Indonesian military apologises after West Papuan man filmed being tortured in water-filled barrel

The Guardian Australia

In rare admission, commander of Indonesian military in the province says horrific footage is a ‘violation of the law’, and confirms 13 personnel have been detained

Warning: this article contains graphic content

Graphic footage of a West Papuan man bound in a water-filled barrel and being beaten and cut with knives by Indonesian soldiers has drawn a rare apology from the commander of Indonesia’s military in the province.

Major General Izak Pangemanan confirmed 13 military personnel had been detained and more than 40 questioned as part of an investigation into the torture of the unarmed man.

“We regret what happened, it shouldn’t have happened,” Pangemanan said, insisting the soldiers’ actions were rogue, and not representative of the Indonesian military.

“We condemn this action. It’s a violation of the law and it has tarnished the military’s reputation,” he said.

“We apologise to to all Papuans”.

The two videos of the man being tortured were filmed in early February this year, during a military raid in the Omukia and Gome districts in Puncak regency, in the Central Papua province.

The footage – which the Guardian has seen but chosen not to republish – shows the man sitting in a 44-gallon barrel that is filled with bloodied water.

In one video he is repeatedly punched, elbowed, hit with sticks and kicked as he sits in the barrel. Blood can be seen running from numerous injuries on his face and head.

In another, a knife is repeatedly run over his back – which is already bleeding – while a hand holds his head. He can be seen to be bleeding from his ear and head, and he is shivering.

The man, with his arms behind his back, does not speak or resist during the assaults. The assailants are dressed in civilian clothes, but at least one is wearing camouflage pants that match the uniform of the Indonesian military, the TNI.

The executive president of the United Liberation Movement for West Papua (ULMWP), Menase Tabuni, condemned the assaults on civilians.

“This kind of action violates human values. No law can condone heinous acts of torture as seen in the two video clips.”

Tabuni said the UN high commissioner for human rights should “immediately form an investigation team to carry out investigations into human rights violations and threats of genocide against the Papuan people”.

A visit by the UN high commissioner for human rights to West Papua was negotiated in 2018 – and has since been supported by more than 100 countries – but has not materialised.

The exiled West Papuan leader Benny Wenda, the president of ULMWP, said while the videos were “extreme and shocking”, they “merely expose how Indonesia behaves every day in my country”.

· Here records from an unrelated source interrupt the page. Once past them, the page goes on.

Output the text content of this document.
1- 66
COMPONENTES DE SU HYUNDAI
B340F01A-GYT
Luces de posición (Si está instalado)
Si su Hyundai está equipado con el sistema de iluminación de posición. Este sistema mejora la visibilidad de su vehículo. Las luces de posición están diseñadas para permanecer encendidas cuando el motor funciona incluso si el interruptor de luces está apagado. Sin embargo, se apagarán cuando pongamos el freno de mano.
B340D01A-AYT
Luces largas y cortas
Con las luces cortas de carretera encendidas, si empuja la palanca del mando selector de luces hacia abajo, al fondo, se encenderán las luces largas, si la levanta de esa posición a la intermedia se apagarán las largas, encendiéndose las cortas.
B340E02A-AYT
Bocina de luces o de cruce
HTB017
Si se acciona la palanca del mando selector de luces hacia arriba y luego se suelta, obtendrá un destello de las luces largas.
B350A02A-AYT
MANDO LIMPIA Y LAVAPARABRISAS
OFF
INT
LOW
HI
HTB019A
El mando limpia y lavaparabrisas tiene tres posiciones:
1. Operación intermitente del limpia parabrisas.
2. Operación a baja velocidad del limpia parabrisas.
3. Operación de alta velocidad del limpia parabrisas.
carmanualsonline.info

“Torture is such a widespread military practice that it has been described as a ‘mode of governance’ in West Papua,” he said. “I ask everyone who watches the video to remember that West Papua is a closed society, cut off from the world by a 60-year media ban imposed by Indonesia’s military occupation.

“How many victims go unnoticed by the world? How many incidents are not captured on film? Every week we hear word of another murder, massacre, or tortured civilian.”

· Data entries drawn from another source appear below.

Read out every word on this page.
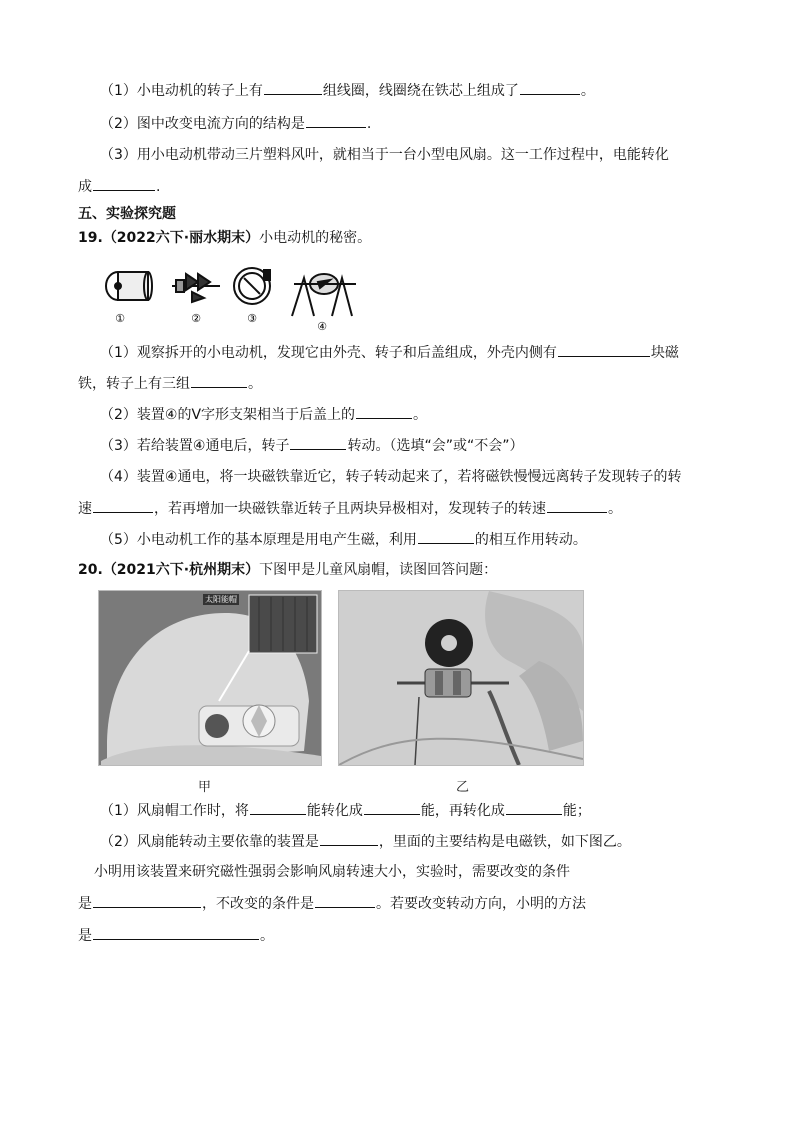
（1）小电动机的转子上有	组线圈，线圈绕在铁芯上组成了	。
（2）图中改变电流方向的结构是	.
（3）用小电动机带动三片塑料风叶，就相当于一台小型电风扇。这一工作过程中，电能转化
成	.
五、实验探究题
19.（2022六下·丽水期末）小电动机的秘密。
①	②	③
④
（1）观察拆开的小电动机，发现它由外壳、转子和后盖组成，外壳内侧有	块磁
铁，转子上有三组	。
（2）装置④的V字形支架相当于后盖上的	。
（3）若给装置④通电后，转子	转动。（选填“会”或“不会”）
（4）装置④通电，将一块磁铁靠近它，转子转动起来了，若将磁铁慢慢远离转子发现转子的转
速	，若再增加一块磁铁靠近转子且两块异极相对，发现转子的转速	。
（5）小电动机工作的基本原理是用电产生磁，利用	的相互作用转动。
20.（2021六下·杭州期末）下图甲是儿童风扇帽，读图回答问题：
太阳能帽
甲	乙
（1）风扇帽工作时，将	能转化成	能，再转化成	能；
（2）风扇能转动主要依靠的装置是	，里面的主要结构是电磁铁，如下图乙。
小明用该装置来研究磁性强弱会影响风扇转速大小，实验时，需要改变的条件
是	，不改变的条件是	。若要改变转动方向，小明的方法
是	。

West Papuan sources confirmed to the Guardian the torture of the man, whom the Guardian is not naming, occurred in February. It’s alleged another man detained by soldiers at the same time died after being tied up and dragged behind a vehicle, then beaten.

The four contested Indonesian provinces on the island of Papua (also referred to as New Guinea island) are referred to collectively as West Papua.

Indonesia has controlled the former Dutch colony since invading in 1963. It formalised its annexation through the controversial UN approved “Act of Free Choice” in 1969, widely regarded as a sham referendum, in which just over 1,000 selected Papuans were forced – some threatened with violence – to vote in support of Indonesian rule.

In the decades since, security forces have been accused of severe human rights violations, with an estimated 500,000 Papuans killedA Guardian investigation last year detailed consistent reports of torture and murder of civilians, including children, by military officials.

The Indonesian state has always maintained that the West Papuan provinces are an indivisible part of the Republic of Indonesia.

The situation in Papua is complicated further by politics in Jakarta. Indonesia’s defence minister Prabowo Subianto is the president-elect, having declared victory in last month’s election.

The 72-year-old is a former Kopassus special forces commander, and a twice-failed presidential candidate previously. He was dismissed from the military in 1998 after claims his forces tortured political opponents of the dictator Suharto. Prabowo has also been accused of human rights abuses in the now-independent Timor Leste and in West Papua.